The new study found that it does not matter whether someone gets a breakthrough infection or gets vaccinated after a natural infection. In both cases, the immune response measured in blood serum revealed antibodies that were equally more abundant and more potent — at least ten times more potent — than immunity generated by vaccination alone—resulting in more intense Covid immunity.
The researchers noted that the study was carried out before the emergence of the Omicron variant but expected the hybrid immune responses would be similar.
“The likelihood of getting breakthrough infections is high because there is so much virus around us right now,” Tafesse said. “But we position ourselves better by getting vaccinated. And if the virus comes, we’ll get a milder case and end up with this super Covid immunity.”
Studying infected vaccinated people
Researchers recruited a total of 104 people, all OHSU employees who were vaccinated by the Pfizer vaccine, and then carefully divided them into three groups: 42 who were vaccinated with no infection, 31 who were vaccinated after an infection, and 31 who had breakthrough infections following vaccination. Controlling for age, sex and time from vaccination and infection, the researchers drew blood samples from each participant then exposed the samples to three variants of the live SARS-CoV-2 virus in a Biosafety Level 3 lab on the OHSU Marquam Hill campus.
They found both groups with ‘hybrid immunity’ generated greater levels of Covid immunity when compared with the group that was vaccinated with no infection.
Endemic Covid
With the Omicron variant circulating across the globe, the new findings suggest each breakthrough infection potentially brings the pandemic closer to the end.
“I would expect at this point many vaccinated people are going to wind up with breakthrough infections — and hence a form of hybrid immunity,” said senior co-author Bill Messer, M.D., PhD, assistant professor of molecular microbiology and immunology, and medicine (infectious diseases) in the OHSU School of Medicine.
The OHSU scientists have not tested multiple rounds of natural infection; however, many people will likely find themselves in that category, given that millions of people in the United States and around the world remain entirely unvaccinated.

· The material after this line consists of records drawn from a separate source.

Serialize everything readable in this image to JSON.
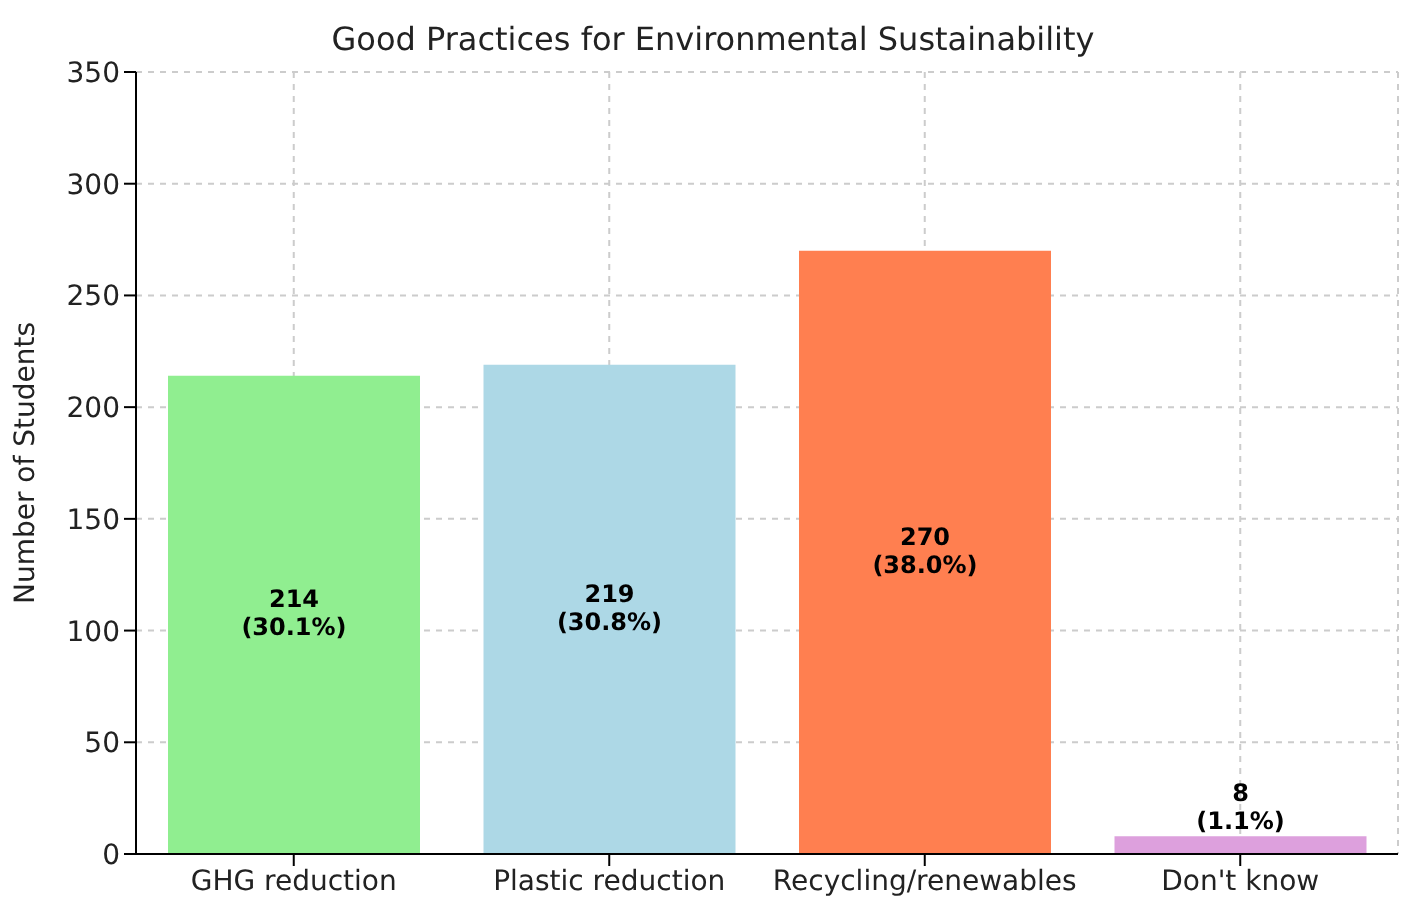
{
  "chart_data": {
    "type": "bar",
    "title": "Good Practices for Environmental Sustainability",
    "ylabel": "Number of Students",
    "categories": [
      "GHG reduction",
      "Plastic reduction",
      "Recycling/renewables",
      "Don't know"
    ],
    "values": [
      214,
      219,
      270,
      8
    ],
    "colors": [
      "#90ee90",
      "#add8e6",
      "#ff7f50",
      "#dda0dd"
    ],
    "value_labels": [
      "214 (30.1%)",
      "219 (30.8%)",
      "270 (38.0%)",
      "8 (1.1%)"
    ],
    "ylim": [
      0,
      350
    ],
    "yticks": [
      0,
      50,
      100,
      150,
      200,
      250,
      300,
      350
    ],
    "grid": true
  }
}
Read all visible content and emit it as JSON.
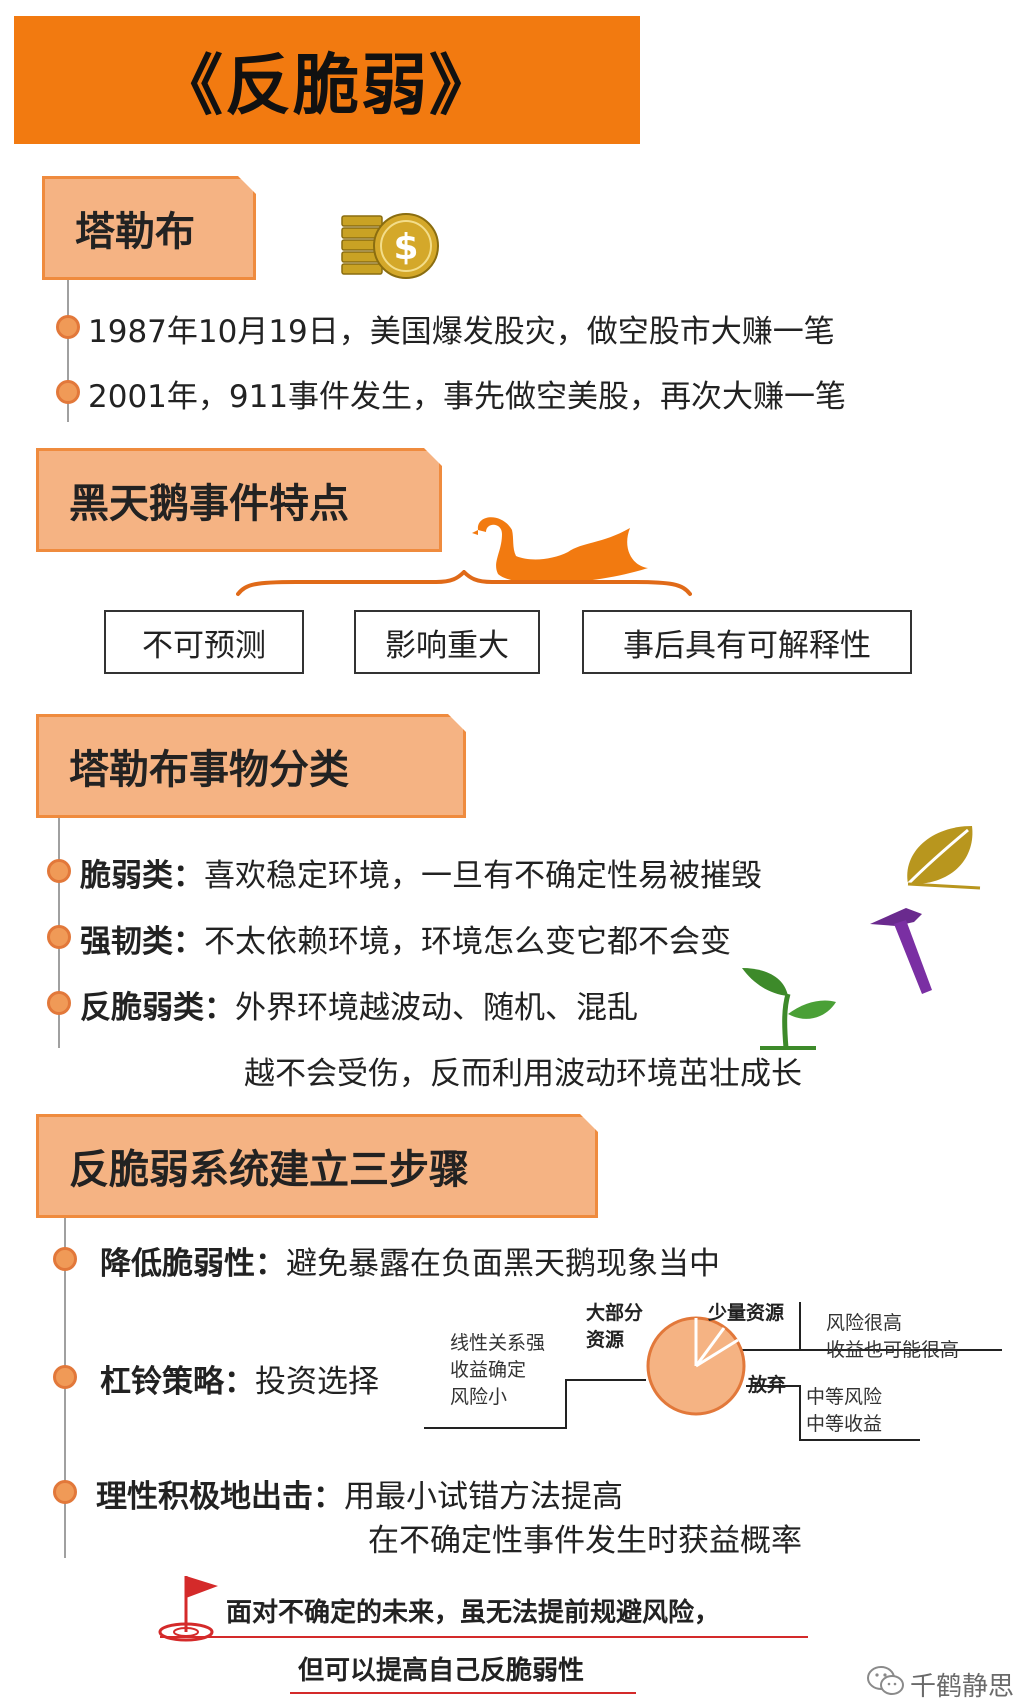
{
  "title": "《反脆弱》",
  "section1": {
    "header": "塔勒布",
    "items": [
      "1987年10月19日，美国爆发股灾，做空股市大赚一笔",
      "2001年，911事件发生，事先做空美股，再次大赚一笔"
    ]
  },
  "section2": {
    "header": "黑天鹅事件特点",
    "boxes": [
      "不可预测",
      "影响重大",
      "事后具有可解释性"
    ]
  },
  "section3": {
    "header": "塔勒布事物分类",
    "items": [
      {
        "label": "脆弱类：",
        "text": "喜欢稳定环境，一旦有不确定性易被摧毁"
      },
      {
        "label": "强韧类：",
        "text": "不太依赖环境，环境怎么变它都不会变"
      },
      {
        "label": "反脆弱类：",
        "text": "外界环境越波动、随机、混乱",
        "text2": "越不会受伤，反而利用波动环境茁壮成长"
      }
    ]
  },
  "section4": {
    "header": "反脆弱系统建立三步骤",
    "step1": {
      "label": "降低脆弱性：",
      "text": "避免暴露在负面黑天鹅现象当中"
    },
    "step2": {
      "label": "杠铃策略：",
      "text": "投资选择",
      "diagram": {
        "left_note": [
          "线性关系强",
          "收益确定",
          "风险小"
        ],
        "major": [
          "大部分",
          "资源"
        ],
        "minor": "少量资源",
        "abandon": "放弃",
        "high_note": [
          "风险很高",
          "收益也可能很高"
        ],
        "mid_note": [
          "中等风险",
          "中等收益"
        ]
      }
    },
    "step3": {
      "label": "理性积极地出击：",
      "text": "用最小试错方法提高",
      "text2": "在不确定性事件发生时获益概率"
    }
  },
  "footer": {
    "line1": "面对不确定的未来，虽无法提前规避风险，",
    "line2": "但可以提高自己反脆弱性"
  },
  "watermark": "千鹤静思",
  "colors": {
    "banner": "#f27a10",
    "header_fill": "#f5b383",
    "header_border": "#ef8b3e",
    "dot": "#f09a57",
    "footer_line": "#d42a2a"
  },
  "icons": [
    "coins-dollar-icon",
    "swan-icon",
    "leaf-icon",
    "hammer-icon",
    "sprout-icon",
    "flag-icon",
    "wechat-icon"
  ]
}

With the spread of the highly contagious Omicron variant, many unvaccinated people who were previously infected are likely to confront the virus again.
For that group, previous research revealed a much more variable level of immune response than vaccination.
Messer said: “I can guarantee that such immunity will be variable, with some people getting equivalent immunity to vaccination, but most will not,” he said. “And there is no way, short of laboratory testing, to know who gets what immunity. Vaccination makes it much more likely to be assured of a good immune response.”